This guide will cover connecting TimeXtender to data sources in Azure Data Lake Storage Gen2, as there are multiple ways to connect. We'll compare 6 ways to connect to ADLS data.
- Methods for Connecting TimeXtender to Azure Data Lake
- File Types and Data
- Benchmarking - Speed to Write Data to ADLS Gen2 with TimeXtender
1. Methods for Connecting TimeXtender to Azure Data Lake
There are four different data provider used in this experiment, but 6 configurations as ADF can be used for CSV, Avro, or Parquet file, which show varying performance.
The Azure Data Factory (ADF) data providers are included by TimeXtender directly (not from CData).
The following link will walk you through how to Use Azure Data Factory for Data Movement (with TimeXtender), which includes ingestion (source to ODX) and transport (ODX to MDW).
For the CData connectors, a third party delivering ADO.NET data providers featured in the TimeXtender platform, please see their Knowledge Base containing detailed connection information including Establishing a Connection, Data Model, and Connection String Options.
CData ADO.NET Provider for CSV
CData ADO.NET Provider for Parquet
CData ADO.NET Provider for Azure Data Lake Storage
Let the following flow chart be a cheat sheet how to best connect to Azure Data Lake Storage. Starting fromt the top of the flow chart, follow the questions to reveal your best options to connect your data source to the ODX Storage. After the flow chart, we'll compare performance using the various connector options to add more understanding on your best options,
To run this example, we have already loaded our data into an Azure Data Lake. We have also created an Azure Data Factory and Service Principle for testing. as well. For more information how to set up these Azure Services, please see the following articles in the Knowledge Base.
Use Azure Data Factory for Data Movement
Additionally, I have a working TimeXtender, environment in an Azure VM, though I really only use the ODX Server for this testing. Here is a basic reference architecture of the testing setup.
Using two ADLS Gen2 accounts, one ADF, and one TimeXtender ODX, I tested three types of files to see which connectors performed best.
3. File Types and Data
Using the same data, we'll compare the speed to write data to the ODX Storage from ADLS Gen2 in three different file formats, CSV, Avro, and Parquet.
|CSV is a row-based data storage, which is essentially a human-readable, plain text file, delimited by commas.
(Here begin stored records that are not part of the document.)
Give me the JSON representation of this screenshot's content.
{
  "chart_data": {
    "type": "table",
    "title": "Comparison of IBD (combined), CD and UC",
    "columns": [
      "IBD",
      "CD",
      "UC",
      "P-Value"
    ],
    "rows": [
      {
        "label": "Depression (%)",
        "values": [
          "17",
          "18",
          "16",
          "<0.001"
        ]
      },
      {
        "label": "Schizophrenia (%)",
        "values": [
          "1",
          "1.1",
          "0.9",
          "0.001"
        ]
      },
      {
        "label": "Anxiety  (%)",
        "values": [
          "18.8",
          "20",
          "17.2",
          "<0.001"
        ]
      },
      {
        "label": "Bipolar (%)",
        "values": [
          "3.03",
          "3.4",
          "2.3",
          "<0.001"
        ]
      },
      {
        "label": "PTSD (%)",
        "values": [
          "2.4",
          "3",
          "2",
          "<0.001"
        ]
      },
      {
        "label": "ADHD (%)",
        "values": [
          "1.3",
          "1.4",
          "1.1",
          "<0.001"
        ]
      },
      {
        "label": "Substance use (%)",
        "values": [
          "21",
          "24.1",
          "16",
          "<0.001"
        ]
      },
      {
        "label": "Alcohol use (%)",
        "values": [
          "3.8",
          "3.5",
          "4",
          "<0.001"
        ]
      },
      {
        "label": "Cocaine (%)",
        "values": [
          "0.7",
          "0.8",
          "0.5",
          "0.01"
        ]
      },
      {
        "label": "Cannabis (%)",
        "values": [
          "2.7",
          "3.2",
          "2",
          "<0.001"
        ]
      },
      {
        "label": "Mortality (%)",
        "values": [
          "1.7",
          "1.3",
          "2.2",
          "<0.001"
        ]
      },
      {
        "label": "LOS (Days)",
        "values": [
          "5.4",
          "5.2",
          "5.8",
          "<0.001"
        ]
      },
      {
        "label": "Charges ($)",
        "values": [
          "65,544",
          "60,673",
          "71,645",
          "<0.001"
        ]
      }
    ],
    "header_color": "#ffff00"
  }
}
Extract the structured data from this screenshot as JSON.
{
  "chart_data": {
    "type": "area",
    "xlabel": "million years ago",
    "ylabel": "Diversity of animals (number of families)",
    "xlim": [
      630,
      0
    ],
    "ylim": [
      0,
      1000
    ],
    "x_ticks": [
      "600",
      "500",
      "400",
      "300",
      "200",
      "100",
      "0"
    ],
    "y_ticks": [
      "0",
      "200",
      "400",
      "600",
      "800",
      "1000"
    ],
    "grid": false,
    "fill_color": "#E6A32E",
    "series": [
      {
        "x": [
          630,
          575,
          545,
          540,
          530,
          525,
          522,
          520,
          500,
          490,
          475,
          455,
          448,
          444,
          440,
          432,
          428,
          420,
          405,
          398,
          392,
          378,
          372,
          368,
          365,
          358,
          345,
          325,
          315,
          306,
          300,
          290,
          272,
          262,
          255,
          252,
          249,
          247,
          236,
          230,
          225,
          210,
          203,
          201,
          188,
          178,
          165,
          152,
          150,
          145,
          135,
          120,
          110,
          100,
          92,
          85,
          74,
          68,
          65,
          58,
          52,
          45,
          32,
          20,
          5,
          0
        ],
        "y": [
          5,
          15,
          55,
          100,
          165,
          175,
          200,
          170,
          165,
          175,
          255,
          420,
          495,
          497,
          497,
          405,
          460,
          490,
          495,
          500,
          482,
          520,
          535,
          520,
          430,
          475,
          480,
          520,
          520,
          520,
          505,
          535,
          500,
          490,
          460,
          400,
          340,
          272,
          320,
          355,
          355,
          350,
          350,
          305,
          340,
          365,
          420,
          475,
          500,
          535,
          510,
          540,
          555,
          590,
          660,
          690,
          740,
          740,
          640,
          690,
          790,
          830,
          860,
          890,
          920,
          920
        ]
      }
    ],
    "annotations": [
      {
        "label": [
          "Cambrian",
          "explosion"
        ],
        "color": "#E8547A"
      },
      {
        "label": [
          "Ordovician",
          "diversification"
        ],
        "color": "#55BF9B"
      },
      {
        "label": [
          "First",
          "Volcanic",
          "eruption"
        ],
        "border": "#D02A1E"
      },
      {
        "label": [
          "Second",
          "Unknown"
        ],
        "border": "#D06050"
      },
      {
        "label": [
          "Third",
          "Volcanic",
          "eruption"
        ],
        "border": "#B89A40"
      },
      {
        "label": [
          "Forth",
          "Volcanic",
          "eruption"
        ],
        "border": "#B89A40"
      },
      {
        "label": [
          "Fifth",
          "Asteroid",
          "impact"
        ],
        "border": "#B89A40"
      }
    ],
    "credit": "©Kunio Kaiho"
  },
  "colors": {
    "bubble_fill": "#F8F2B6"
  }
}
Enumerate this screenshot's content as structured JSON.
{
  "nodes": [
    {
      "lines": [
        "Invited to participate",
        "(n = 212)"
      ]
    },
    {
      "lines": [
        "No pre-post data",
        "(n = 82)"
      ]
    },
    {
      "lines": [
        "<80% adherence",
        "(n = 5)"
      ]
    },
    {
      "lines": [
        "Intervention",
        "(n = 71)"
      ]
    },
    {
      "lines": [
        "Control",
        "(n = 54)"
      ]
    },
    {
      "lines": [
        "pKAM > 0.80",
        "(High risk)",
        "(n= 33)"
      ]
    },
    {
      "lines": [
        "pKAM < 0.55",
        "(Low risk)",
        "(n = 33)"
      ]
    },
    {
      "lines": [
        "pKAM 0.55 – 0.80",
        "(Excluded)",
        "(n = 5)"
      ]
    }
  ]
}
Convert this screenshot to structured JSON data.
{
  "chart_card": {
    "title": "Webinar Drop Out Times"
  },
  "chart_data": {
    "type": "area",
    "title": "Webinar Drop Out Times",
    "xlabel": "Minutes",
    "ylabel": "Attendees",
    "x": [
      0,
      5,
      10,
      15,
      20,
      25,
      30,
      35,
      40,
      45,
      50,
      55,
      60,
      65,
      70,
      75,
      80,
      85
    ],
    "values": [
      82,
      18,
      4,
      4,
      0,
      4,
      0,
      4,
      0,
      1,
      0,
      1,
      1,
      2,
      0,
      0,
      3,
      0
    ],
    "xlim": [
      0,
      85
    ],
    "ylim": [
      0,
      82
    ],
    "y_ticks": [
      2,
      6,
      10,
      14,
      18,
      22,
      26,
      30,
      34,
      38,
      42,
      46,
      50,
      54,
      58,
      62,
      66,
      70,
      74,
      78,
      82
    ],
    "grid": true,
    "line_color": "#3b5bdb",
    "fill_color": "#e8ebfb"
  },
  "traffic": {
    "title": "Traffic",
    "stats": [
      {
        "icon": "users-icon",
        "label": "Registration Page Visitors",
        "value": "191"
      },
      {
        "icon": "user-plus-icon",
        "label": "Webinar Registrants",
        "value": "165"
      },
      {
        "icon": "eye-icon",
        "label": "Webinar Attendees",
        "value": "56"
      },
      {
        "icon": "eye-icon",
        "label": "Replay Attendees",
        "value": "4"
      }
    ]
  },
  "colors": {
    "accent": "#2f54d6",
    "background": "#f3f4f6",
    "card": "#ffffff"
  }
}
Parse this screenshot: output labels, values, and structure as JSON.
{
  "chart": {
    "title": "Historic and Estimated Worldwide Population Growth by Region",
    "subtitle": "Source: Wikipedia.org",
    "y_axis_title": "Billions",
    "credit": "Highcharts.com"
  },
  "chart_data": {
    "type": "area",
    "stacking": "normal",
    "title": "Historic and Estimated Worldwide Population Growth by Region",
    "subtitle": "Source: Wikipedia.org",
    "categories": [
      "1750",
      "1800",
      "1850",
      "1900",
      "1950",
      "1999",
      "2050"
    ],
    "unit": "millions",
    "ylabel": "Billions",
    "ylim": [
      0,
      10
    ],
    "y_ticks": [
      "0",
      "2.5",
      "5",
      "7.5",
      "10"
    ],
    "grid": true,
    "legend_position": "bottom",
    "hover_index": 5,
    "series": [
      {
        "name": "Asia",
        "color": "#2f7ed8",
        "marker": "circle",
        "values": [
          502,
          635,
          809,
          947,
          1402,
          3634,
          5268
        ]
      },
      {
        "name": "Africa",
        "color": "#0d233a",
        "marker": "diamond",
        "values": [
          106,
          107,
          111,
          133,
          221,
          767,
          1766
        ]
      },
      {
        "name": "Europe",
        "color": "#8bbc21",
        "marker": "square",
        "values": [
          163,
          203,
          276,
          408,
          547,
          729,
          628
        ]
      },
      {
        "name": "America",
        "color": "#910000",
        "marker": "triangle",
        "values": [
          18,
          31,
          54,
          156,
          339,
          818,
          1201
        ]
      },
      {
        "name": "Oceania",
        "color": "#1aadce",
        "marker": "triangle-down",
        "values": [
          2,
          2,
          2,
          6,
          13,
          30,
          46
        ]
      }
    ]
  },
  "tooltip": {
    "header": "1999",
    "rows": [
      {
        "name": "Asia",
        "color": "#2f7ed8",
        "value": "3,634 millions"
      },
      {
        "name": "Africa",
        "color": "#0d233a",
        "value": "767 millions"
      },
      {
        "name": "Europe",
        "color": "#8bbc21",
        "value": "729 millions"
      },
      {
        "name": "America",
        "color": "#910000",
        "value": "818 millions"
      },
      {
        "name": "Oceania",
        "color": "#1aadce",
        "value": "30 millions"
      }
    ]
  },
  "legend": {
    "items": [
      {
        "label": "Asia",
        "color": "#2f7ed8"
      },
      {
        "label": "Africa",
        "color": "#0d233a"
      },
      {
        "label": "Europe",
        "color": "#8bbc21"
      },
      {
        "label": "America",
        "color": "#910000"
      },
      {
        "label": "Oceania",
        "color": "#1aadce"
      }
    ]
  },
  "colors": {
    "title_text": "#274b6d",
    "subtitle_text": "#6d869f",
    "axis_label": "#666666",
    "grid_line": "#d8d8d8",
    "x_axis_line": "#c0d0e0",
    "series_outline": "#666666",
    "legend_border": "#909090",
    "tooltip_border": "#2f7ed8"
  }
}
Though CSVs are a very common way to use "small" amounts of tabular data, they simply do not scale very well compared to the other systems.||
Avro is a row-oriented data storage format that "relies on schemas". As a result, making changes to the schema, adding or removing columns, is much easier than column-oriented storage. Furthermore, Avro is highly optimized for reading a subset of entire rows.
Parquet is a column-oriented data storage format created on the Apache Hadoop ecosystem. Parquet is highly optimized for big data as it is exceedingly small and fast to read a file, especially for a subset of columns altogether.
For this comparison, we'll use the NYC Taxi Trip Duration data set, available on Kaggle. The data represents taxi ride trip durations in New York City in 2016, originally published by the NYC Taxi and Limousine Commission. We'll use a subset of the data, about 1.5 million records of data total for each of the different file formats, for comparison.
File Types for Testing Benchmarks - 2016 NYC Taxi Trip Duration data (abridged)
||File Format||Data Storage Format
4. Benchmarking - Speed to Write Data to ADLS Gen2 with TimeXtender
CSV is the fastest file format to get data from the data lake into ODX, all else being equal.
- 1st Place – (60.0 sec) – CData CSV
- 2nd Place – (+ 01.34 sec) – ADF & ADLS (CSV)
- 3rd Place – (+ 06.41 sec) – ADF & ADLS (Avro)
- 4th Place – (+ 14.83 sec) – ADF & ADLS (Parquet)
- 5th Place – (+ 19.84 sec) – CData Parquet
- 6th Place – (Disqualified) – CData ADLS
It may seem surprising that CSV, regardless of ADF usage, is the fastest file to load from ADLS. Digging into why this is, may need to be another article. It should be noted that the fastest single load time observed used the CData CSV data provider, though the fastest average load time was seen with the ADF data provider and CSV files.
CData Azure Data Lake Storage yields meta data about the data lake, which in not the goal of this performance comparison. Said differently, the CData ADLS connector only loads the meta-data of the data lake, it isn't an "apples to apples" comparison. This also explains the sub-10 second time to load. But, you may think of times that you'd want to include this information in your data solution, as this connector can grant automation to the state of the data lake, unlike any of the other data providers.